From global to local: India villages apply HDI-Footprint framework
Just as the Sustainable Development Goals set targets for national governments around the world, many development organizations seek metrics to measure their sustainable development achievements. One such organization is IDE-India (IDEI), a nonprofit that works to eradicate poverty with small-holder farming communities. This year, IDEI and Global Footprint Network piloted a tool that measures the Human Development Index (HDI) and Ecological Footprint of villages in Odisha, India. By calculating HDI and Ecological Footprint for several villages where IDEI has projects, we can show a snapshot of each community’s development and natural resource conditions.
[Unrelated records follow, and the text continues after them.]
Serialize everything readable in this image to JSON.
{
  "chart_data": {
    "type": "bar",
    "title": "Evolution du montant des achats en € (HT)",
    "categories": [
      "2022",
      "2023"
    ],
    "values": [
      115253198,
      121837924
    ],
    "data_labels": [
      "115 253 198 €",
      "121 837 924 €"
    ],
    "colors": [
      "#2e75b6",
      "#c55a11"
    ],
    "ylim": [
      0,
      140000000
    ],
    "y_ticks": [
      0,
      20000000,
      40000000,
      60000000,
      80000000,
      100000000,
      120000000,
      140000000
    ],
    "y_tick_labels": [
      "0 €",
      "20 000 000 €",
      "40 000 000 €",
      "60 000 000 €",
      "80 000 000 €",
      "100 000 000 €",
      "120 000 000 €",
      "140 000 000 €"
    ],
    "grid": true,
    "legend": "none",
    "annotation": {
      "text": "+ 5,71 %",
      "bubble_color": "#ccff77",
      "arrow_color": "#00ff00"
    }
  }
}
Though it is still early in the application of the tool, preliminary results indicate that IDEI treadle pumps—human-powered water pumps that provide additional irrigation water during dry seasons—increase income (a component of HDI) and biocapacity (biologically productive land surface) but also increase the Ecological Footprint, though only marginally. In other words, the pumps increased the villagers’ resource availability, ultimately enabling them to improve their living conditions.
The villagers use the information about their HDI and Footprint in a different way—by taking the knowledge they gain from workshops on natural resources to construct an image of their ideal village. In time, and by conducting pre- and post-assessments, we hope to demonstrate that sustainable development is more effective than conventional development in securing human well-being. With these tools we hope to inspire other communities and social entrepreneurs around the world to adopt a similar approach.